University of West of England
The University of the West of England, Bristol (UWE Bristol) spans four campuses in the Bristol area with the majority of students studying on the Frenchay campus just four miles to the north of the city centre.
There are approximately 31,000 students and 3,600 staff.
UWE Bristol has 10,000m2 of conferencing and events space, including an Exhibition & Conference Centre (ECC) with 4,000m2 of flexible space. This is the largest facility of its kind in South West England.
These are University buildings, which are used for academic purposes as well as for generating external commercial revenues.
There was a feeling within the University that the conferencing and events business had real potential if it was set up appropriately. With this in mind, UWE Bristol engaged the services of The Litmus Partnership to conduct a review in order to determine the viability of the business.

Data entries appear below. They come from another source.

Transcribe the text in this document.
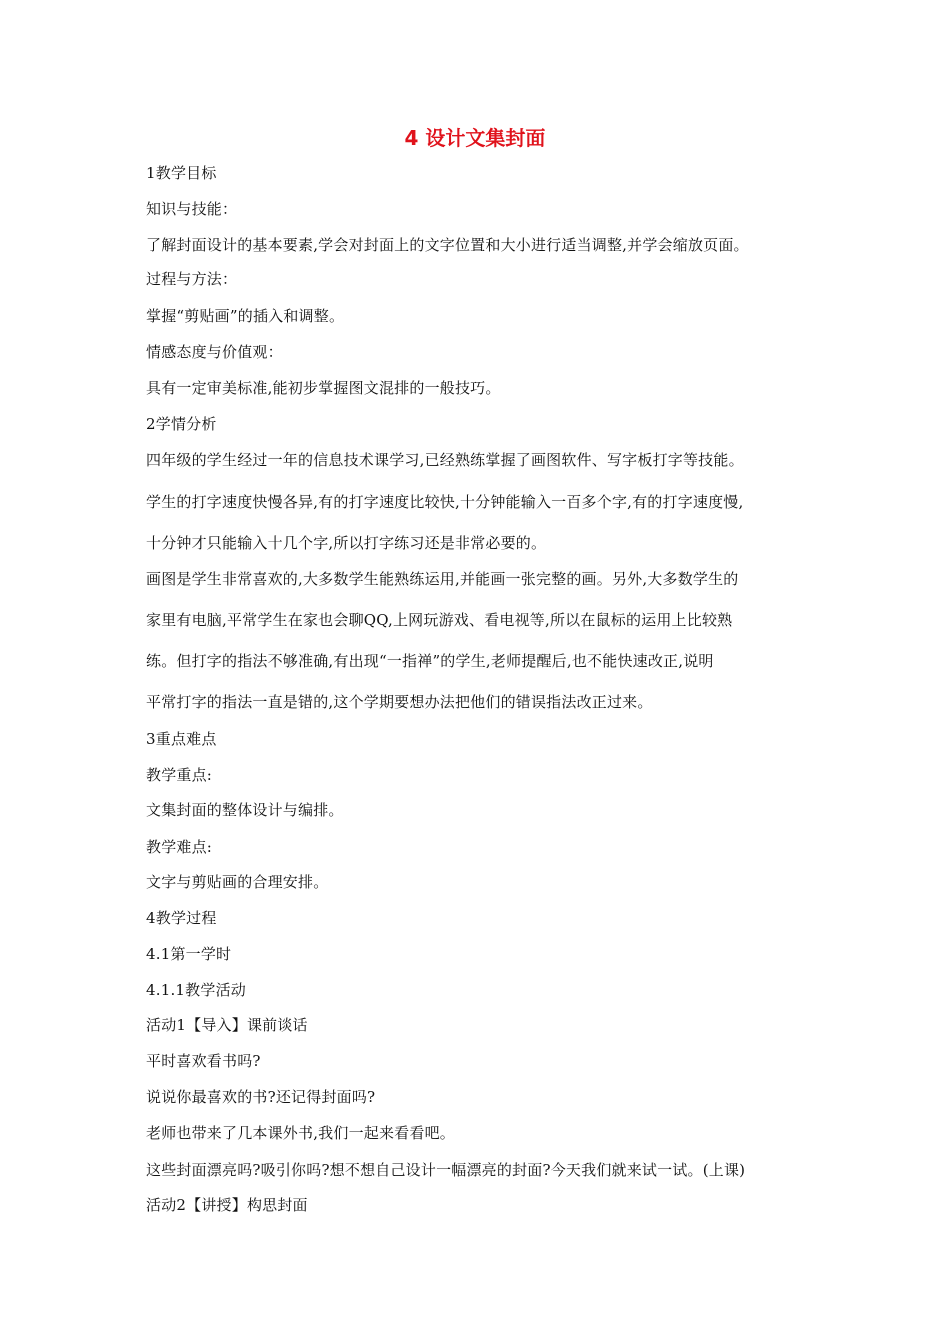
4 设计文集封面
1教学目标
知识与技能：
了解封面设计的基本要素,学会对封面上的文字位置和大小进行适当调整,并学会缩放页面。
过程与方法：
掌握“剪贴画”的插入和调整。
情感态度与价值观：
具有一定审美标准,能初步掌握图文混排的一般技巧。
2学情分析
四年级的学生经过一年的信息技术课学习,已经熟练掌握了画图软件、写字板打字等技能。
学生的打字速度快慢各异,有的打字速度比较快,十分钟能输入一百多个字,有的打字速度慢,
十分钟才只能输入十几个字,所以打字练习还是非常必要的。
画图是学生非常喜欢的,大多数学生能熟练运用,并能画一张完整的画。另外,大多数学生的
家里有电脑,平常学生在家也会聊QQ,上网玩游戏、看电视等,所以在鼠标的运用上比较熟
练。但打字的指法不够准确,有出现“一指禅”的学生,老师提醒后,也不能快速改正,说明
平常打字的指法一直是错的,这个学期要想办法把他们的错误指法改正过来。
3重点难点
教学重点:
文集封面的整体设计与编排。
教学难点:
文字与剪贴画的合理安排。
4教学过程
4.1第一学时
4.1.1教学活动
活动1【导入】课前谈话
平时喜欢看书吗?
说说你最喜欢的书?还记得封面吗?
老师也带来了几本课外书,我们一起来看看吧。
这些封面漂亮吗?吸引你吗?想不想自己设计一幅漂亮的封面?今天我们就来试一试。(上课)
活动2【讲授】构思封面
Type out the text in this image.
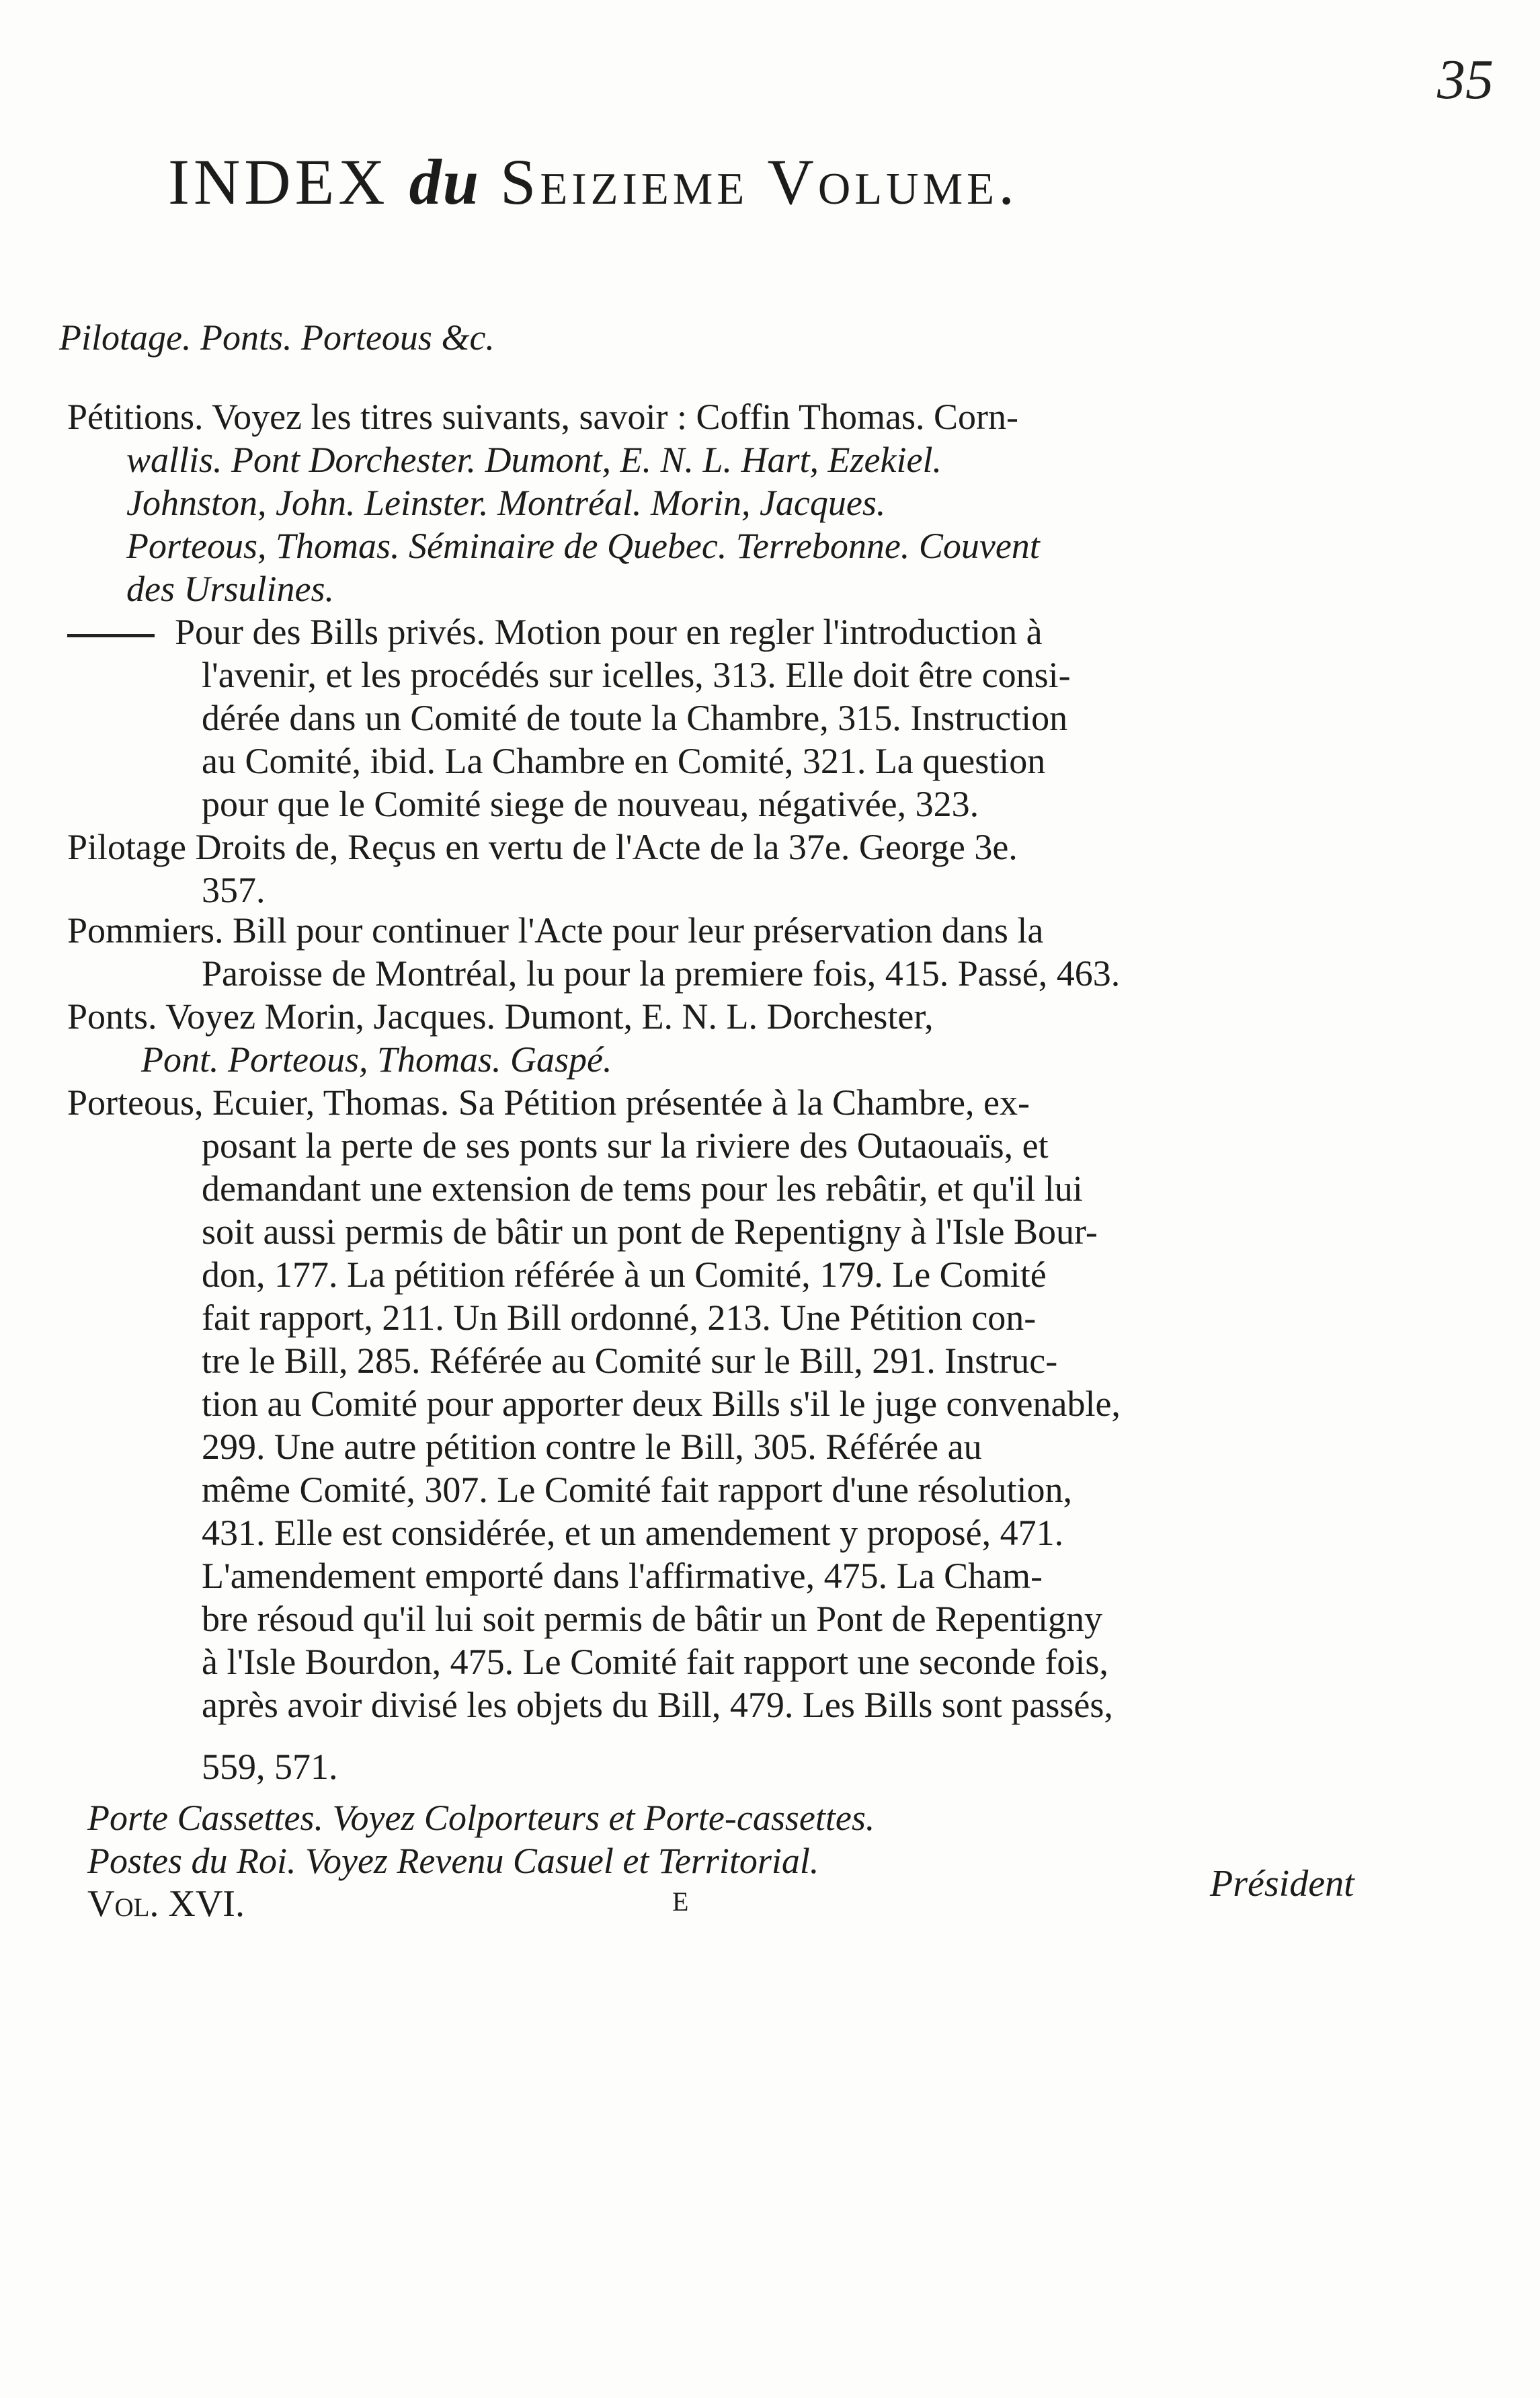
35
INDEX du Seizieme Volume.
Pilotage. Ponts. Porteous &c.
Pétitions. Voyez les titres suivants, savoir : Coffin Thomas. Corn-
wallis. Pont Dorchester. Dumont, E. N. L. Hart, Ezekiel.
Johnston, John. Leinster. Montréal. Morin, Jacques.
Porteous, Thomas. Séminaire de Quebec. Terrebonne. Couvent
des Ursulines.
Pour des Bills privés. Motion pour en regler l'introduction à
l'avenir, et les procédés sur icelles, 313. Elle doit être consi-
dérée dans un Comité de toute la Chambre, 315. Instruction
au Comité, ibid. La Chambre en Comité, 321. La question
pour que le Comité siege de nouveau, négativée, 323.
Pilotage Droits de, Reçus en vertu de l'Acte de la 37e. George 3e.
357.
Pommiers. Bill pour continuer l'Acte pour leur préservation dans la
Paroisse de Montréal, lu pour la premiere fois, 415. Passé, 463.
Ponts. Voyez Morin, Jacques. Dumont, E. N. L. Dorchester,
Pont. Porteous, Thomas. Gaspé.
Porteous, Ecuier, Thomas. Sa Pétition présentée à la Chambre, ex-
posant la perte de ses ponts sur la riviere des Outaouaïs, et
demandant une extension de tems pour les rebâtir, et qu'il lui
soit aussi permis de bâtir un pont de Repentigny à l'Isle Bour-
don, 177. La pétition référée à un Comité, 179. Le Comité
fait rapport, 211. Un Bill ordonné, 213. Une Pétition con-
tre le Bill, 285. Référée au Comité sur le Bill, 291. Instruc-
tion au Comité pour apporter deux Bills s'il le juge convenable,
299. Une autre pétition contre le Bill, 305. Référée au
même Comité, 307. Le Comité fait rapport d'une résolution,
431. Elle est considérée, et un amendement y proposé, 471.
L'amendement emporté dans l'affirmative, 475. La Cham-
bre résoud qu'il lui soit permis de bâtir un Pont de Repentigny
à l'Isle Bourdon, 475. Le Comité fait rapport une seconde fois,
après avoir divisé les objets du Bill, 479. Les Bills sont passés,
559, 571.
Porte Cassettes. Voyez Colporteurs et Porte-cassettes.
Postes du Roi. Voyez Revenu Casuel et Territorial.
Vol. XVI.	E	Président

- To review the conferencing and events operation and identify its merits and its shortcomings
- To determine its viability in the long term i.e. whether it has the potential to be a successful commercial business
- To identify the changes that need to be introduced in order for the business to operate successfully
- To recommend the appropriate strategy and provide an outline implementation plan
The review was carried out between April and June 2019 and there were four phases of work.
Phase 1: Preparation
- Developing the project scope
- Finalising the objectives
- Agreeing the timetable with key events and milestones
- Data and information gathering
Phase 2: Research
- Visiting site
- Assessing the conferencing and events operations, including the facilities
- Reviewing existing customer feedback and conducting additional customer research
- Researching the competitive environment
- Stakeholder engagement – meetings with 15 stakeholders identified by UWE Bristol
- identified by UWE Bristol
Phase 3: Analysis
- Benchmarking business model, delegate rates and financial performance
- Suitability of resources and equipment
- Organisational structure
- Sales and marketing activities and market potential
- Understanding key issues
- SWOT analysis
- Options appraisal
Phase 4: Reporting
- Key findings
- Summary of key challenges and opportunities for growth
- Recommendations and strategy
- Outline implementation plan
We concluded that the amount of work required, and time needed to rebuild the conference and events business was considerable. The ECC was never designed as a bespoke non-residential conference centre but adapted from previous use when owned by Hewlett Packard as it was an on-campus building. Furthermore, the potential for business growth was hindered by academic demands on the space available for letting.
It was clear that a successful conference and events business would be beneficial to the university, both financially and reputationally. With this in mind, we made the following recommendations:
- Implementation of an effective senior management structure
- Position C&E as a positive contributor and reputational enhancer to UWE Bristol, within both the C&E department and the academic and administrative communities.
- Drive customer relationship management to both the external and internal markets
- Determine the sovereignty and responsibility for ECC usage
- Secure short-term investment funding that addresses some of the issues within ECC
- Resolve car parking
- Create a C&E brand determining whether catering should be included within the brand
- Implement a business strategy and financial business plan with clear roles and responsibilities, including:
- Sales, marketing and social media
- Business model
- HR / L&D
- Facility plan including maintenance and capital investment
- IT plan
- Customer service / feedback
- Food and beverage plan
In the longer term, UWE Bristol will need to decide upon the future of the ECC building as a conference centre and events space as additional investment will be required to turn it into a really flexible fit for purpose C&E space.